Great post. I think you have confused me (Balthazar) and Frater Barabbas however. The names do sound similar!

Kenaz Filan said...

@Balthazar: sorry for the confusion. I have corrected this misattribution!

Yvonne said...

"This raises an important question: what benefits accrue to the missionary besides promises of celestial real estate? What is the appeal of calling the world out on its shortcomings? Why would someone willingly become a member of a group which expected them to knock on doors, sell flowers in airports, or donate large chunks of their income?"

...could the answer to these questions point to ideological or structural differences? People willingly do these things because they are COMMANDED TO, either by their deities or scriptures. Freethinkers simply don't respond well to authoritarian structures, do they? Who wants to be told what to do by their religious leaders or their gods? such is anathema to our western and modernist conceptions of libertarianism, individualism and "freedom."

Unknown said...

"We might do better not by being more lenient but by being more strict and less welcoming. Spiritual seekers may need the experience of being a people set apart."

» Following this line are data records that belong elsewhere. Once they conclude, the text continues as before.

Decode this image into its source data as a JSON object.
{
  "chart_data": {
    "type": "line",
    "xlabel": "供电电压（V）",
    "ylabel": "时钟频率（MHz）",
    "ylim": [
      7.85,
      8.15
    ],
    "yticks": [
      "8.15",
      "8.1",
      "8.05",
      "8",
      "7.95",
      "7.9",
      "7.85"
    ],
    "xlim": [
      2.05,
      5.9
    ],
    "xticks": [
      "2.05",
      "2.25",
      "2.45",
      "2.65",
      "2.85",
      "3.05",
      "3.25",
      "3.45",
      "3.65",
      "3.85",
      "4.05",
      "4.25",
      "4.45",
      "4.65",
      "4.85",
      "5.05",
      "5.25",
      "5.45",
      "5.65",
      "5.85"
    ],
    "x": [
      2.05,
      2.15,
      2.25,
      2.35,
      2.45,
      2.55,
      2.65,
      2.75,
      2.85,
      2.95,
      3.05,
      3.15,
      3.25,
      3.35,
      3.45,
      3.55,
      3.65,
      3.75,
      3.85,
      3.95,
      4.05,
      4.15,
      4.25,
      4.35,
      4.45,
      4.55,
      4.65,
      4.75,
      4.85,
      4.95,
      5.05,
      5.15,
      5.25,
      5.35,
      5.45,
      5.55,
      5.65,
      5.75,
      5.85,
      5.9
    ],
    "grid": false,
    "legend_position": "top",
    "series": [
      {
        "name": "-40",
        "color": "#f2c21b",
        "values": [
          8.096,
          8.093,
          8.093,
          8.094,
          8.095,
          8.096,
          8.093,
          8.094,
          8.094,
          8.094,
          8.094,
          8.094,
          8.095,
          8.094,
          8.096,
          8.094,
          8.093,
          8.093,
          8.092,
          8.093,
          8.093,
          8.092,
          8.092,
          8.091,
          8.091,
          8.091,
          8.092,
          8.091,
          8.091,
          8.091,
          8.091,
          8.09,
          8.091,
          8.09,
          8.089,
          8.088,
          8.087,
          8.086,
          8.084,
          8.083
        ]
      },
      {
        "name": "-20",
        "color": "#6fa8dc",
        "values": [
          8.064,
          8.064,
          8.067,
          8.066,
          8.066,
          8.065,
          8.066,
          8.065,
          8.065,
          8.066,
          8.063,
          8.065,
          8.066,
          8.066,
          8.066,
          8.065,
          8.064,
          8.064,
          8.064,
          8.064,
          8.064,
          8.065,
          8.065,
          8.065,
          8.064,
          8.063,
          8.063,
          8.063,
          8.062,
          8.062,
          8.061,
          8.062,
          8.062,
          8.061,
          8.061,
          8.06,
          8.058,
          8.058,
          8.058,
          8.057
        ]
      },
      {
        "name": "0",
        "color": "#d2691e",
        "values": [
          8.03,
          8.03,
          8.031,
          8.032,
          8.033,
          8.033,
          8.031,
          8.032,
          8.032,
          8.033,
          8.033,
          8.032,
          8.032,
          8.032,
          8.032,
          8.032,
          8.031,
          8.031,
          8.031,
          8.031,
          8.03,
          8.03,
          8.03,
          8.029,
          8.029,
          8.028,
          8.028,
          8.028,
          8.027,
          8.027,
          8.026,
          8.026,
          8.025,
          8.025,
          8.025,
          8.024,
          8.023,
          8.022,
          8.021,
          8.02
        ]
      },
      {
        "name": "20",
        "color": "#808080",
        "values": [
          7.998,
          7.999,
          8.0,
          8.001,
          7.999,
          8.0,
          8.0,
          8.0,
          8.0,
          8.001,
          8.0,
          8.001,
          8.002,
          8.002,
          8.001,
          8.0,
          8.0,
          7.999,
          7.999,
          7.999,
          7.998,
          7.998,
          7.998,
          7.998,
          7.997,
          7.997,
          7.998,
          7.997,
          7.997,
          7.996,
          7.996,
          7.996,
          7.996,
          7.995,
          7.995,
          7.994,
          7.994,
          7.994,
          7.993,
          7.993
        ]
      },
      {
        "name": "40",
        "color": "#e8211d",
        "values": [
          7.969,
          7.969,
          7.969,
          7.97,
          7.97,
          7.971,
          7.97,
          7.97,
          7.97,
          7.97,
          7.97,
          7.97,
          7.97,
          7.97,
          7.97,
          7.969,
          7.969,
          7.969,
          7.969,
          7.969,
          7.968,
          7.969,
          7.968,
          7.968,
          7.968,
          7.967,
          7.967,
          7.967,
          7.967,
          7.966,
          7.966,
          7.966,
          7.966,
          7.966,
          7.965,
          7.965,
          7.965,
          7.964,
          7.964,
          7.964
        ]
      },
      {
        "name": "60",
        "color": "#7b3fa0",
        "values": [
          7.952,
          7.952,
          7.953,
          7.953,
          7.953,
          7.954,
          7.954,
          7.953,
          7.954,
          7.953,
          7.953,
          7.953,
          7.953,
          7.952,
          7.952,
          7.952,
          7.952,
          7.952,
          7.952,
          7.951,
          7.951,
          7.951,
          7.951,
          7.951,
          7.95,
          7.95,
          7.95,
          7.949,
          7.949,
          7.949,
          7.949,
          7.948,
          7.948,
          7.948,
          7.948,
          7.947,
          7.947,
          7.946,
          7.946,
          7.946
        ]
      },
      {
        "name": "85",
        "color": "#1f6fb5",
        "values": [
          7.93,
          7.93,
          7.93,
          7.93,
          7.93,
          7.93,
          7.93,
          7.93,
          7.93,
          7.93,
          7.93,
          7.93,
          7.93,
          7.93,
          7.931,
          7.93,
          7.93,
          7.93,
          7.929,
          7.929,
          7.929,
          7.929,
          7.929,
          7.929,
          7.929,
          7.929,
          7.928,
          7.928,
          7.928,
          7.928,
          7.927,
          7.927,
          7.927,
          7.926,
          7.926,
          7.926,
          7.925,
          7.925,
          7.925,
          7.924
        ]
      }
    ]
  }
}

I like this, and I like this, because that is how I treat my faith and my devotions, which does seem to set me apart from some of the people I have met and talked with. In my experience and it seems alot of other people, there is also that moment of feeling, "set apart" in some way. It seems anyone who comes into a religious or spiritual practice who really seizes upon it has to experience that. That is part of the reason why the Catholic Church has it's priest take vows of celibacy, to set them apart from everyone else, who is expected to marry, have sex and bare children, at least how I understand it originally. It is why British Traditional Wicca (Gardenerian and it's relatives) had vows of secrecy, and both an Inner court (for the iniatiated, who were dedicated to it) and the Outer Court, both as a way to prepare future members for the inner court, but also as a means to work with people who may not desire to be initiates. Or in Hoodoo (at least as how I came to understand it) the idea of being "Gifted" for the work. Everyone has gifts, but not everyone can do a spell and have it succeed. Those who are gifted (in whatever way) are set apart, sometimes in obvious ways, sometimes in not so obvious ways.

But there is a definite tendency, in books found in new age sections, and in some movements, that everything is (or should be) accessible to everyone, and some people don't like it when they are told "NO" and don't understand why they are being rejected. But I think there are spiritual pracititoners who are coming about, with strictness, and less leniency, and expectations of being able to perform to the very high bar that has been set. But I think they are more quiet, and less vocal and "rabid". It often seems to be that the people who are the loudest, are often the ones who seem to know the least.